Hazelden also serves as a resource for business and companies dealing with mental health and addiction issues in their ranks.
“We’ve been partnering with a lot of different industries — airlines, hospitals — to improve awareness, improve screening, improve prevention services, become an outlet for help if they need it for their employees,” said Lee.
Center City is just a bump on the map, roughly 45 miles northeast of the Twin Cities off Highway 8. But its drug and alcohol treatment program is known around the globe. Hazelden was founded in 1949.
For 2019, the Hazelden Betty Ford Foundation posted revenue of $198.5 million.
Lee succeeds Mark Mishek, who has led Hazelden since November 2008. During his tenure Mishek piloted its merger with the California-based Betty Ford Center. The Betty Ford Center was co-founded in 1982 by former First Lady Betty Ford, the wife of President Gerald Ford, after her own battles with substance abuse.

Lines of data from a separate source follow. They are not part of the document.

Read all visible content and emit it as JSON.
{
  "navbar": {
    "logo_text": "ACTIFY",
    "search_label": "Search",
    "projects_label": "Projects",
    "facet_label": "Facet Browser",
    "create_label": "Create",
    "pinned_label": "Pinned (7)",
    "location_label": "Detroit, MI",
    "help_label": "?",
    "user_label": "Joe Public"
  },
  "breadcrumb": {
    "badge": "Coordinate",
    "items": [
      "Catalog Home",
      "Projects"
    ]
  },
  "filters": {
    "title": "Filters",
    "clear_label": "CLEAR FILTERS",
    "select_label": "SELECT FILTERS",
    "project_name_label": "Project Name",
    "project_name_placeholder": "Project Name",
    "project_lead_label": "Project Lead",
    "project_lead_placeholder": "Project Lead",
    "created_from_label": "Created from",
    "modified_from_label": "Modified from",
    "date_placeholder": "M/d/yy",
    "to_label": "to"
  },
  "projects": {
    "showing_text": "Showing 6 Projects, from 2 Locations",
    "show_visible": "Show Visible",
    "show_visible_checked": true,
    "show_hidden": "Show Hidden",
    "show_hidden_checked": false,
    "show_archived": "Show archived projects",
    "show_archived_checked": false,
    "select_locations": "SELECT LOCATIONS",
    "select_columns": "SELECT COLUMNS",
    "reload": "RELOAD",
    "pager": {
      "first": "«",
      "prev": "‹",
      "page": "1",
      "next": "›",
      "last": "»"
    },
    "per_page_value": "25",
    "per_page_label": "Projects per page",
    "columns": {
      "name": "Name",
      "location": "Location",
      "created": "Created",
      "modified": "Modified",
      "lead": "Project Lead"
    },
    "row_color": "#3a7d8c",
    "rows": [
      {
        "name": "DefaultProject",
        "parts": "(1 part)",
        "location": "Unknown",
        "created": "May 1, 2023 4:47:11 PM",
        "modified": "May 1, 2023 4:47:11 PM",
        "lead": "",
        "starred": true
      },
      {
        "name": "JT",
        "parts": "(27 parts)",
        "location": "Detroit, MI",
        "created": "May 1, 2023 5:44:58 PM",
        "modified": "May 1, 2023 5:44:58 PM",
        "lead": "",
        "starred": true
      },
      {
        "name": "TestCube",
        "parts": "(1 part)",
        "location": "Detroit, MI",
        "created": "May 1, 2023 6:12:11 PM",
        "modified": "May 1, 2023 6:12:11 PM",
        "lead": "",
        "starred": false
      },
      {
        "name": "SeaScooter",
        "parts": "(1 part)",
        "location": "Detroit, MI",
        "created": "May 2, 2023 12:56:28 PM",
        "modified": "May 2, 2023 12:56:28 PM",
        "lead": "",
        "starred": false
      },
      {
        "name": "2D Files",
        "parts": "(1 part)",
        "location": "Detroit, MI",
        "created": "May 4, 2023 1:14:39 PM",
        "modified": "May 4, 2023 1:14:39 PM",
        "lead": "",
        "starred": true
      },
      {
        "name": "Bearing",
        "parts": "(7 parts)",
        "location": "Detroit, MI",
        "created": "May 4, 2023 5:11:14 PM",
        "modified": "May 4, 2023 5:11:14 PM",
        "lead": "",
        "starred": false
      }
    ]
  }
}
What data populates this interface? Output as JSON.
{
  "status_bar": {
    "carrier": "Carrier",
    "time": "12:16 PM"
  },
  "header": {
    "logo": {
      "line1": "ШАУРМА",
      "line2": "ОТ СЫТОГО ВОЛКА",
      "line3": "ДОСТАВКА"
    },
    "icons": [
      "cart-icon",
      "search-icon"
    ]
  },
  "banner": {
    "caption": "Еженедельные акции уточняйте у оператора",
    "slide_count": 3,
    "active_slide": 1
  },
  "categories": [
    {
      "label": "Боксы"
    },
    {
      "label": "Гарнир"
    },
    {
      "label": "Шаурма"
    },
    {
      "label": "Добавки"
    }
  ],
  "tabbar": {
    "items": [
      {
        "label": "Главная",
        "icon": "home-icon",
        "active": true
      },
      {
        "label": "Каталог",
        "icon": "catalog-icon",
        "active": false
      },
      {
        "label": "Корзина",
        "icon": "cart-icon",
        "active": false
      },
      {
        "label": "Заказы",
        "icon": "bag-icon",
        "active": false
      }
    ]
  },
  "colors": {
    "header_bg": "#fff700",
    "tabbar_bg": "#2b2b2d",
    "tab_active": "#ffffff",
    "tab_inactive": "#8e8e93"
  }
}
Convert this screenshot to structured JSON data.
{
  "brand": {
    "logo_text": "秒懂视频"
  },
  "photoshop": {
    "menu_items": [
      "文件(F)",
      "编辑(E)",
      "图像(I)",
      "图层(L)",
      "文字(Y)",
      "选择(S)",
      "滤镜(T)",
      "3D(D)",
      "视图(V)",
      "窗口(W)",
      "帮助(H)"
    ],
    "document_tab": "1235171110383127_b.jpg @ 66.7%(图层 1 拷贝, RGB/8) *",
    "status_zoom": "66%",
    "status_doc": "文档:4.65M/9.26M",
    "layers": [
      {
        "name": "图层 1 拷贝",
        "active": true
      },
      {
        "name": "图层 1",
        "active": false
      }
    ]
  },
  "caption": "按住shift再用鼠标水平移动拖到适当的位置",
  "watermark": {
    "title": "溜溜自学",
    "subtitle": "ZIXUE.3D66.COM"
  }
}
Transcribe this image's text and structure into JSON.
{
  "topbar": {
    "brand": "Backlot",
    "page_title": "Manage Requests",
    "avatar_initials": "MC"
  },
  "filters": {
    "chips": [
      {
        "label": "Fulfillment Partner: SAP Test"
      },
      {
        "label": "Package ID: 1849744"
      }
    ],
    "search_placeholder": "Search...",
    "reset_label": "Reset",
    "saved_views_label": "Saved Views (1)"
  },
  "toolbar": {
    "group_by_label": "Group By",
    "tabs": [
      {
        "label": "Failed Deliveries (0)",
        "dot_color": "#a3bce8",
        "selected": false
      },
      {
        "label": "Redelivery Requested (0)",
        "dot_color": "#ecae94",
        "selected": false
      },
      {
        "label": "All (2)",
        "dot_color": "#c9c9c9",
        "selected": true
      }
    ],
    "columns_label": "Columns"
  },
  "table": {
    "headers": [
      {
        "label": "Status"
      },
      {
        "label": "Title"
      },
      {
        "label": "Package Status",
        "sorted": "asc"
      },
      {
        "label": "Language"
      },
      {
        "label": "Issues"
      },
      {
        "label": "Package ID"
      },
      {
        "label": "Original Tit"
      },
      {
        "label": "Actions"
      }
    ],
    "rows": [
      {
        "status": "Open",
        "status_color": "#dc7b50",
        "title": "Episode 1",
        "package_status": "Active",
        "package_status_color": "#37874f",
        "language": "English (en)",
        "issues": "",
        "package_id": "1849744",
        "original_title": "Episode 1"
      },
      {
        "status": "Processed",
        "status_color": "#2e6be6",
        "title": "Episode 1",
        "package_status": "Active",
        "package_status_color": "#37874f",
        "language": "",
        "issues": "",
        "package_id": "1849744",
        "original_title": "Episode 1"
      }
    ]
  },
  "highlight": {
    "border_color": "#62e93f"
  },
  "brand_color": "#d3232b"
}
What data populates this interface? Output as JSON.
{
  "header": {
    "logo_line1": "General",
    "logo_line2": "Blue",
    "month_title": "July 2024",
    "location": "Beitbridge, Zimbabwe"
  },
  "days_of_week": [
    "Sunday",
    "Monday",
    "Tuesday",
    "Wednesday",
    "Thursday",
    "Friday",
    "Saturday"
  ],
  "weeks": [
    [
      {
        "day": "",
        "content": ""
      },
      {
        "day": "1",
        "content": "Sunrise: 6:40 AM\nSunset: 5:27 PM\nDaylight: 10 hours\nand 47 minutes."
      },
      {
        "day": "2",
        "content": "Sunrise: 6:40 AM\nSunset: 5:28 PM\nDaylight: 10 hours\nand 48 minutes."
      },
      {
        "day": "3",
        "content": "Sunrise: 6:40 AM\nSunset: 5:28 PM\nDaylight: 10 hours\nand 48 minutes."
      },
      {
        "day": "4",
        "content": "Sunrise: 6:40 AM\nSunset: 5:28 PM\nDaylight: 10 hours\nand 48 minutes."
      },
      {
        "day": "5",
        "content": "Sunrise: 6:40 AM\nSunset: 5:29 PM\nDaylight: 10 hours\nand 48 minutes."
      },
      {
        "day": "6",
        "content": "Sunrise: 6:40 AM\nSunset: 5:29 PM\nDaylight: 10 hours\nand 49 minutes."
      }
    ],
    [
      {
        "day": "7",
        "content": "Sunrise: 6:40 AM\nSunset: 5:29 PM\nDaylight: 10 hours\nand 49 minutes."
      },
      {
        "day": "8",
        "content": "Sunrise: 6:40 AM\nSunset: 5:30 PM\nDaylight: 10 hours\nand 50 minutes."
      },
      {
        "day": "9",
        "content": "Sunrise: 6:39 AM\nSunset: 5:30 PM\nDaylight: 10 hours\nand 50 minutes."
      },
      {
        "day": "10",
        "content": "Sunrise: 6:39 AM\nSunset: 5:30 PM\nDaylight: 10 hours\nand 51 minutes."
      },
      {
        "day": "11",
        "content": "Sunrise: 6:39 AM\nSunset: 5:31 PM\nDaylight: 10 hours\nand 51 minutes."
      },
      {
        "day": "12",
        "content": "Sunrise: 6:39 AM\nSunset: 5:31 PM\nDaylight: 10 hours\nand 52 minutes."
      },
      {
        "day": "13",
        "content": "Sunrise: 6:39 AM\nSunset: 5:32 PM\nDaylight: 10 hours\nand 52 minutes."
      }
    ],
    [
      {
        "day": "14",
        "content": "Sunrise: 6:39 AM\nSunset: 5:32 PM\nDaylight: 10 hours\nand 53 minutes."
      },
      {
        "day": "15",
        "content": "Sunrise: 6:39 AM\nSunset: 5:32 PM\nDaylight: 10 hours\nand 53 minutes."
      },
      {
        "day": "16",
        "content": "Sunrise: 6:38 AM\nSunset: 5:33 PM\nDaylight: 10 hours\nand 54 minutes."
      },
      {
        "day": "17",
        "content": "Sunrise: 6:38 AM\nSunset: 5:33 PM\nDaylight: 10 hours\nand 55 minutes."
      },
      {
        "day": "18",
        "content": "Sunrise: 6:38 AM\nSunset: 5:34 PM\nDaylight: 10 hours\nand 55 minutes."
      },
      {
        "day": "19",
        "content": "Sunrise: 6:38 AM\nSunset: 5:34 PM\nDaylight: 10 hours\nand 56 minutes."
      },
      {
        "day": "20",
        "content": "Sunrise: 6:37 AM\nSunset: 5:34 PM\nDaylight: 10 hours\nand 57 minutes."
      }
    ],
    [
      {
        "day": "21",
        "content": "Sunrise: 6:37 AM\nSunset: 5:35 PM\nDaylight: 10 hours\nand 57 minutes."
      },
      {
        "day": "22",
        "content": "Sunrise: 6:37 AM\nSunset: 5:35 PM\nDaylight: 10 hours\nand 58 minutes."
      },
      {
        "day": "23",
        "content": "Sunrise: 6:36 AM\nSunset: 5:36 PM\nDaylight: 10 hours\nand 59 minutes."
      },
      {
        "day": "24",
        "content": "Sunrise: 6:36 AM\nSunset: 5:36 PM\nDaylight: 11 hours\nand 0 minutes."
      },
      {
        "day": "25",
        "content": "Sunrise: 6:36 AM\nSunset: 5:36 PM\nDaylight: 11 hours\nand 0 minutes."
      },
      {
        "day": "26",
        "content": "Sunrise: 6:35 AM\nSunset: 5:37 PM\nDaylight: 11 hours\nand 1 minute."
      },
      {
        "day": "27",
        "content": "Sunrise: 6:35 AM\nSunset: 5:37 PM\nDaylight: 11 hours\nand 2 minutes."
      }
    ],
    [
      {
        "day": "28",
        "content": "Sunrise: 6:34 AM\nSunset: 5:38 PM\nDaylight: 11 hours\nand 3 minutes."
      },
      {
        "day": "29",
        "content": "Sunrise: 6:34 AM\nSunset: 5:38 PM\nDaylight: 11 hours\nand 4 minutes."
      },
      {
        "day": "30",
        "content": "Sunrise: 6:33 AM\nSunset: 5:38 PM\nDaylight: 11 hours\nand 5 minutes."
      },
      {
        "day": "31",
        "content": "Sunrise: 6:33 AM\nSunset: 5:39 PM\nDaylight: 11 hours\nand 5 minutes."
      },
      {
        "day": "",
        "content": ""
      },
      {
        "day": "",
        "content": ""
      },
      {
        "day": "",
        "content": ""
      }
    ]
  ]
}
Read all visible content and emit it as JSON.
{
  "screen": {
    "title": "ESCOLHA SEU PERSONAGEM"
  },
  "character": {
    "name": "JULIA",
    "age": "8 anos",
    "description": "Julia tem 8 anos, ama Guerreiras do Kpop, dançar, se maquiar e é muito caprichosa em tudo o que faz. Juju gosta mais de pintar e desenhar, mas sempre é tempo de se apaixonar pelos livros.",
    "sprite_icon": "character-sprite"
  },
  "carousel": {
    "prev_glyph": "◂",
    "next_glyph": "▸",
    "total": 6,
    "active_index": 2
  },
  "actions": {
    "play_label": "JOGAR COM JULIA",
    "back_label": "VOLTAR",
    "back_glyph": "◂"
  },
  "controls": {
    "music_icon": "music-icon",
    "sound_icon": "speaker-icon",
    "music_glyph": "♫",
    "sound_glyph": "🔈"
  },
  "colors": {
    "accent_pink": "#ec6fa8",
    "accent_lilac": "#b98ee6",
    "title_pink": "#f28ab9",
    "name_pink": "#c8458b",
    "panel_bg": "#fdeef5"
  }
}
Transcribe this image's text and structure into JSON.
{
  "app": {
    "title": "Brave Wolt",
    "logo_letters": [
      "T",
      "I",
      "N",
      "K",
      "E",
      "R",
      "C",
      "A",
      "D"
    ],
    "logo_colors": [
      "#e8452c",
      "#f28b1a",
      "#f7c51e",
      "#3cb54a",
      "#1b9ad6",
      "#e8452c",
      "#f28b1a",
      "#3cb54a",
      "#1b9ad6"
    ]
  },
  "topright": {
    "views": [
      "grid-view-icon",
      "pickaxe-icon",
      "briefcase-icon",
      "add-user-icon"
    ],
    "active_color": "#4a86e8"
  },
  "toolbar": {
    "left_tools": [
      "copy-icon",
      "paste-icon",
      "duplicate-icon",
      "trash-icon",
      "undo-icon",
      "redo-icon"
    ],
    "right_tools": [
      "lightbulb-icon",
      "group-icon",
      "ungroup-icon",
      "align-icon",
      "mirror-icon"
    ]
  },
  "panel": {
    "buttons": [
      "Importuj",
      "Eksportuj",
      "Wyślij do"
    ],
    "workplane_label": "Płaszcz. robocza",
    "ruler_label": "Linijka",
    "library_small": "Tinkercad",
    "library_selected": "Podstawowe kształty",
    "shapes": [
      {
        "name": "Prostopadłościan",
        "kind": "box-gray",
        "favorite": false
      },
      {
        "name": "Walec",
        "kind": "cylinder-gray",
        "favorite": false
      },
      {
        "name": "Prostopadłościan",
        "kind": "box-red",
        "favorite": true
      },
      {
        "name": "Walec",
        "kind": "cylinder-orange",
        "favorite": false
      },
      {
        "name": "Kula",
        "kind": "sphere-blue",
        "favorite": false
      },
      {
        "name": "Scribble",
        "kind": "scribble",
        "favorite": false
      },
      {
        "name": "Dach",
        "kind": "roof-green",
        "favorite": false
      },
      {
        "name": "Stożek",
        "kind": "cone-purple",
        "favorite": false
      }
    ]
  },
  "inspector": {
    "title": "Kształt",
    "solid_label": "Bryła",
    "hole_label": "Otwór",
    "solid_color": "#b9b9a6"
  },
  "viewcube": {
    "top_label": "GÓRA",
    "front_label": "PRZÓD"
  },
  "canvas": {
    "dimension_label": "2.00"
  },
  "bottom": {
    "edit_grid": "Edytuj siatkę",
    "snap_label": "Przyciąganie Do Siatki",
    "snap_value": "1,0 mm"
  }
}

“Humility, empathy, grace, and love—those are the values that define Dr. Lee the most. They’re also values that were important to my mother during her 33 years of recovery,” said Hazelden Betty Ford Trustee Susan Ford Bales, daughter of former First Lady Betty Ford, in a statement. “In addition to being a brilliant therapist and physician steeped in the science of medicine and quality care, Dr. Lee is a deeply thoughtful and insightful person who understands the human condition, the needs of the human spirit, and the power of community and connection.”
Lee said one side effect of the pandemic could be reducing the stigma often connected to mental health and addiction issues.
“One of the silver linings of the pandemic is that I think people understand maybe for the first time the loneliness, the suffering that comes with mental health and addiction issues,” said Lee. “I think the average citizen can now kind of relate to that.”